Balıkların yüzme hareketlerinin kısıtlanmasına, solungaçlarının tıkanmasına ve hastalıklara karşı dirençlerinin azalmasına neden oluyor. Zamanla çöken bu maddelerden dolayı balıklar yumurta bırakmak için bu tür sediment yoğunluklu alanları tercih etmez ve bu suları terk ederler. Katı maddeler ayrıca sudaki ışık geçirgenliğini önemli ölçüde azaltır. Bu durum sualtı bitkilerinin büyümesini ve planktonların çoğalmasını engeller. Dolayısıyla bunlarla beslenen canlıların besin kaynaklarını azaltır. Planktonik bulanıklık, sularda planktonların aşırı üremesinden kaynaklanıyor. Sayıları artan planktonlar suyun renginin kahverengi, kızıl gibi renklere dönmesine neden olur. Planktonların gereğinden fazla olması oksijen azalması gibi sorunları beraberinde getiriyor.
CARETTA CARETTA BİZİ TERK ETTİ
Canlı türlerinde değişim ne yönde seyrediyor?
1950’lerde İstanbul kıyılarında bile görülebilen Akdeniz fokları, denizde yaşayan, durumu en kritik canlı türlerindendir. Tüm dünyada 400 bireyin kaldığı düşünülen bu memelilerin Marmara popülasyonu, Kapıdağ Yarımadası ve civar adalardadır. Caretta caretta türü deniz kaplumbağalarının günümüzde Marmara’da, Kazanağzı Mevkii’nde yaşayan popülasyonu ile ilgili yapılan çalışmalar, türe ait bireylerin tespit edilememesiyle sonuçlandı. Bu da türün Marmara Denizi’nde yok olduğunu düşündürüyor. Zaman zaman rastlanan tek bireylerin akıntıyla sürüklendikleri varsayılıyor. Karadeniz ekosisteminde yunuslara ve Marmara ekosisteminde köpekbalıklarına, nadiren de olsa rastlanıyor.

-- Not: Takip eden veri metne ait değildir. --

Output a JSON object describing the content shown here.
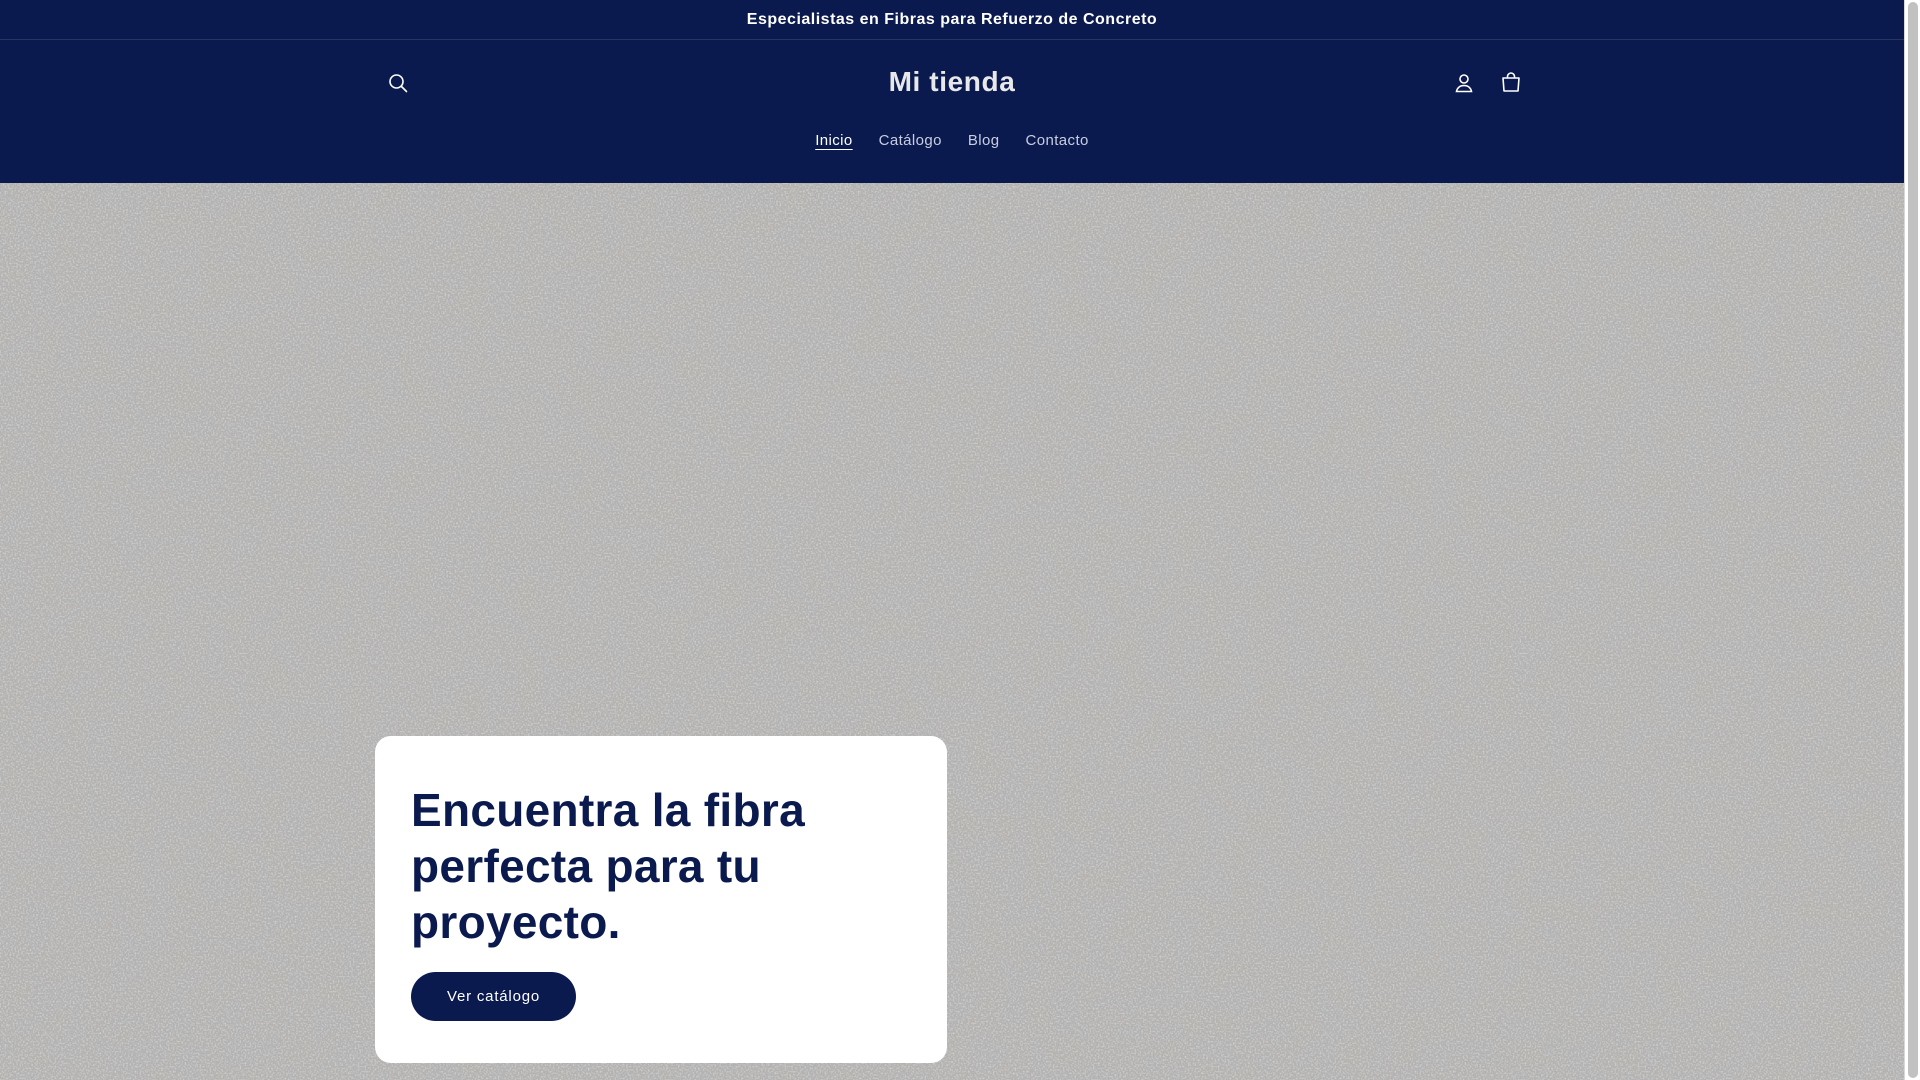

BALIK MİKTARI HIZLA DÜŞÜYOR
Balıkçılık da Marmara’da önemli bir uğraş. Balık stoklarını nasıl etkiliyor bu kirlilik?
2010 yılında denizde avlanan balık miktarının, Türkiye balıkçılığın yüzde 8,36’sını oluşturduğu belirlenmiş. Bu oran, 1970’li yıllarda yüzde 20 olarak kayıtlara geçmiş. Aynı dönemleri irdelediğimizde avlanan balık türleriyse 66’dan 30’lara gerilemiş. Diğer deniz ürünlerinde de ciddi düşüş söz konusudur. Av gücü olarak baktığımızda da yüzde 21’in yüzde 16’lara indiğini görüyoruz. Günümüzde aşırı avlanma, kirlilik gibi faktörler Marmara’daki balık stoklarını tehdit ediyor. Ticari değere sahip tür sayısı ve avlanan balık miktarı hızla düşüyor. Türkiye İstatistik Kurumu (TÜİK) verilerine göre 2004’te Marmara’da avlanan 68 bin ton balığa karşı, 2009’da 31 bin ton balık avlanmış.